Â
Orlando Magic merupakan tim yang menarik. Berdiri pada tahun 1989 (kebetulan saya belum lahir #maunya sih gitu), Magic identik dengan putaran pertama babak play off (andai kata memang lolos play off).
Tercatat, dari 16 kali kesempatan lolos, Magic sebelas kali sekadar menjadi penggembira di babak play off. Terakhir kali mereka lolos ke babak play off tahun 2020, saat masih diperkuat center jangkung jago tembak Nikola Vucevic (Chicago Bulls) dan Aaron Gordon yang beberapa musim sebelunnya sempat menggemaskan jagat per-NBA-an lewat akurasi tembakan tiga angkanya yang cukup melonjak (lupa tepatnya, kurang lebih tahun musim 2017/18),
Menariknya, dari lima kesempatan sisanya, Magic dua kali melaju ke babak final NBA (1995 dan 2009) saat diperkuat Draft urutan pertama pada tahun yang berbeda yaitu,  Shaquille O'Neal (1992) dan  Dwight Howard (2004).

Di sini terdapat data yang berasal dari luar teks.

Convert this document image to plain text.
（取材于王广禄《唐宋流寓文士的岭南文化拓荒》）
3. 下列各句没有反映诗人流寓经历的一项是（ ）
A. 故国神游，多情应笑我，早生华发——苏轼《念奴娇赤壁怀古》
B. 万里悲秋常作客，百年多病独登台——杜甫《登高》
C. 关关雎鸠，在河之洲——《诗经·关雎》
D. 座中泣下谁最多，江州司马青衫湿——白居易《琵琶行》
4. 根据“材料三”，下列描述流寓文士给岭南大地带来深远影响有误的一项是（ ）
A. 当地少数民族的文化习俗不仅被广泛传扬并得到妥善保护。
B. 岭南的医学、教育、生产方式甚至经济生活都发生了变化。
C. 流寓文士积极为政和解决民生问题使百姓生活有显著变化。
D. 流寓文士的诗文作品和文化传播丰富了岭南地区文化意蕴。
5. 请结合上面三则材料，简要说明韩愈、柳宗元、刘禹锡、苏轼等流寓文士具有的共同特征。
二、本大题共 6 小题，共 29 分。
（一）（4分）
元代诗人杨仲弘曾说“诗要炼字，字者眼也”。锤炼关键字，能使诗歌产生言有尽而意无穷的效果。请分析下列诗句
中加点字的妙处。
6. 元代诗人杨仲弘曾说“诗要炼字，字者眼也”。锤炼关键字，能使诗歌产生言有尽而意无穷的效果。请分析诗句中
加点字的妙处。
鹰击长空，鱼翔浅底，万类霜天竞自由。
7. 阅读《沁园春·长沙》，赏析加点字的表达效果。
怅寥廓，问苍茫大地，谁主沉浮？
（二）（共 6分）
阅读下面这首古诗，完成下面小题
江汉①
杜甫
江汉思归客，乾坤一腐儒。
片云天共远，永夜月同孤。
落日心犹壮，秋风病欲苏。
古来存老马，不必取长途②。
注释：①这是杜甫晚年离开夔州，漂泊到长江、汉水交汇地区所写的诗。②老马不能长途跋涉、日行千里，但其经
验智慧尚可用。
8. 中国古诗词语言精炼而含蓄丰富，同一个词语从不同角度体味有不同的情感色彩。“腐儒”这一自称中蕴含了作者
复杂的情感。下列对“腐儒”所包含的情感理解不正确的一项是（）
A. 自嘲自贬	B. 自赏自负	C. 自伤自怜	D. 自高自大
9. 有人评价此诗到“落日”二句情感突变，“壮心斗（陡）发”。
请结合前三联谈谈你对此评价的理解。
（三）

Selain sama-sama draft urutan pertama di angkatannya masing-masing, keduanya juga sama-sama merupakan pemain raksasa yang bermain di posisi center yang turut mengantarkan Magic ke final NBA.Â
Berdasarkan fakta tersebut, maka wajar jika ada  ungkapan, "jika resepnya teruji berhasil, kenapa nggak dilanjutin aja."Â
Sejak saat itu, entah kenapa, setiap kali mendengar kata Orlando Magic, pikiran saya langsung tertuju pada big man bertinggi minimal 208 cm yang berbobot minimal 115 kg, yang tidak harus didraft oleh Magic sendiri. Ngomong-ngomong, bobot Shaq (147 kg), Dwight Howard (120 kg), Shawn Kemp (127 kg), Nikola Vucevic (118 kg), Horace Grant (116 kg), Wendell Carter Jr (120 kg), Robin Lopez (125 kg), Mo Bamba (104 kg), dan yang terbaru rookie urutan pertama tahun ini Paulo Bonchero (116 kg).
Mereka-mereka ini adalah beberapa nama beken yang sempat atau sedang memperkuat Magic.
Kesempatan terbaik mereka yang pertama dimulai sebelum Magic memilih Shaq sebagai rookie mereka. Berbekal beberapa pemain muda seperti shooter Dennis Scott (draft no 4/1990), shooter lincah Nick Anderson (11/1989), Shaq, dan point guard Penny Hardaway, Orlando Magic tampil lumayan di pengalaman play off kali pertamanya, terutama karena Shaq dikelilingi beberapa penembak jitu, terutama playmaker mereka Penny Hardaway.
Penny sendiri sejatinya adalah draft milik Golden State Warriors (3/1993) sebelum ditukar dengan draft asli milik Magic yaitu power forward/center Chris Webber  (1/1993) dengan alasan komposisi pemain (plus biar Magic mendapatkan  tambahan draft lagi dari Warriors dengan menukar draft dengan urutan yang lebih rendah)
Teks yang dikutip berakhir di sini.